Et statuant de nouveau,

- Constater que la durée des relations commerciales établies entre la société Jott Digital et Mistral Services est de 9 ans et 7 mois ;

- Juger que la société Jott Digital aurait dû accorder un délai de préavis de 12 mois à la société Mistral Services ;

- Constater que Mistral Services n'a bénéficié que d'un préavis de 12 jours ;

En conséquence,

- Condamner la société Jott Digital à régler à la société Mistral Services la somme de 156.391,39 euros correspondant à sa perte de marge sur coûts variables sur la période de préavis non exécuté de 11,6 mois ;

- Condamner la société Jott Digital à régler à la société Mistral Services la somme de 20.000 euros au titre de son préjudice moral ;

- Débouter la société Jott Digital de l'ensemble de ses demandes, fins et conclusions ;

- Condamner la société Jott Digital payer à société Mistral Services la somme de 10.000 euros au titre de l'article 700 du code de procédure civile,

- Condmaner la société Jott Digital aux entiers dépens d'appel conformément aux dispositions de l'article 699 du code de procédure civile.
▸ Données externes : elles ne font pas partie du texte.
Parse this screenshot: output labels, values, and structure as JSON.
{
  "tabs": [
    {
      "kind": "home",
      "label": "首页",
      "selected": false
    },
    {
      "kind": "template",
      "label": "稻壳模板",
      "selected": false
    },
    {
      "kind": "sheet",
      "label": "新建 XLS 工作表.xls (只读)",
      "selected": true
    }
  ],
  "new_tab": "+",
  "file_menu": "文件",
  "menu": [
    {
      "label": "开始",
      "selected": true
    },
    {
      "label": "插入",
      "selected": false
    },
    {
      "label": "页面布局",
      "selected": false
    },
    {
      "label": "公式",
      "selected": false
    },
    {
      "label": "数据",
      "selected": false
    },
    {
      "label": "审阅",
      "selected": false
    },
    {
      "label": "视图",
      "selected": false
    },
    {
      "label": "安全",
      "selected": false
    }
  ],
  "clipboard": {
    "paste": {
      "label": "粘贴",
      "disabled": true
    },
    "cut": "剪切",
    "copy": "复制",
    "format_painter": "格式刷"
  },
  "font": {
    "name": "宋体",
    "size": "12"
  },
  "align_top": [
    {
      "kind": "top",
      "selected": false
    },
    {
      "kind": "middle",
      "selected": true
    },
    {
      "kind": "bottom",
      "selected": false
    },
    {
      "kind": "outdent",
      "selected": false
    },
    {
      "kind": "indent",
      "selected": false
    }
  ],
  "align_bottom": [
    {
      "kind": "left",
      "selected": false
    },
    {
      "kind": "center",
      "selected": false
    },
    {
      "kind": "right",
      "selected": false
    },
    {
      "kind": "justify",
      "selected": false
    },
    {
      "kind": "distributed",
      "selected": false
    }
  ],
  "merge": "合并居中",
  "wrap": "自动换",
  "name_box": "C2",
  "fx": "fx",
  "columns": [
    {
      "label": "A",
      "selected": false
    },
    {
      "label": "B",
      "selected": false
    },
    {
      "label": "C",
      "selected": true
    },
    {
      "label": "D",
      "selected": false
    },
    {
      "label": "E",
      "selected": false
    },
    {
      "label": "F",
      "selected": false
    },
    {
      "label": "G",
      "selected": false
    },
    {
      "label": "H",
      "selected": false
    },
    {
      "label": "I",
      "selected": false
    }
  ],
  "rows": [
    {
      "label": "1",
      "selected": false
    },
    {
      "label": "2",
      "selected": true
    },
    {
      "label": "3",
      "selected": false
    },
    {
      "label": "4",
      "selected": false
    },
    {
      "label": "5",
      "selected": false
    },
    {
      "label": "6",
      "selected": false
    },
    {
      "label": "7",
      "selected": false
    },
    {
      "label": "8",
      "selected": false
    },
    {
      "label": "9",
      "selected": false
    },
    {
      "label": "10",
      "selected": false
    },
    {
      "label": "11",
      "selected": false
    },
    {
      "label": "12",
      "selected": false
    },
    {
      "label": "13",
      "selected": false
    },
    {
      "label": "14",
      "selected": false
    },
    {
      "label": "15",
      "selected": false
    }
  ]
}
Aux termes de ses dernières conclusions, déposées et notifiées par RPVA le 4 juillet 2025, la société JOTT DIGITAL, demande à la Cour de :

Vu l'article L442-1 du ccode de commerce,
Vu les articles 699 et 700 du code de procédure civile,

Recevoir la société Jott Digital en son appel incident ;

En conséquence,

- Infirmer le jugement en ce qu'il a :

o Déclaré que la société Jott Digital a rompu brutalement les relations établies avec la société MISTRAL SERVICES sans respecter un préavis suffisant ;

o Condamné la société Jott Digital à payer à la société Mistral Services a somme de 31 251 euros au titre du préjudice de la rupture brutale des relations commerciales établies ainsi que la somme de 3000 euros au titre des dispositions de l'article 700 du code de procédure civile ;

- Confirmer le jugement en ce qu'il a débouté la société Mistral Services de sa demande de dommages et intérêts au titre du préjudice moral ;

Et statuant à nouveau :

A titre principal,

- Constater que la relation commerciale entre les sociétés Jott Digital et Mistral Services a eu une durée de six ans ;

- Constater que la société Jott Digital a accordé un préavis suffisant d'une durée de trois mois à la société Mistral Services ;

- Constater l'absence de caractère brutal de la rupture de relation commerciale établie entre les sociétés Jott Digital et Mistral Services ;

- Débouter en conséquence la société Mistral Services de l'ensemble de ses demandes, fins et conclusions.

A titre subsidiaire,

- Constater que la relation commerciale entre les sociétés Jott Digital et Mistral Services a eu une durée de six ans ;

- Constater que la société Jott Digital a accordé un préavis d'une durée de trois mois à la société Mistral Services ;

- Constater que la société Mistral Services ne fournit pas les éléments probants nécessaires à l'évaluation du préjudice découlant la rupture ;

- Constater que la société Mistral Services ne démontre ni l'existence ni l'étendue d'un préjudice moral découlant de la rupture de sa relation avec la société Jott Digital ;

- Débouter en conséquence la société Mistral Services de ses demandes de condamnation de la société Jott Digital au paiement de la somme de 156 391,39 euros au titre de la perte de marge sur coûts variables et 20 000 euros au titre du préjudice moral ;

- Débouter en conséquence la société Mistral Services de l'ensemble de ses autres demandes.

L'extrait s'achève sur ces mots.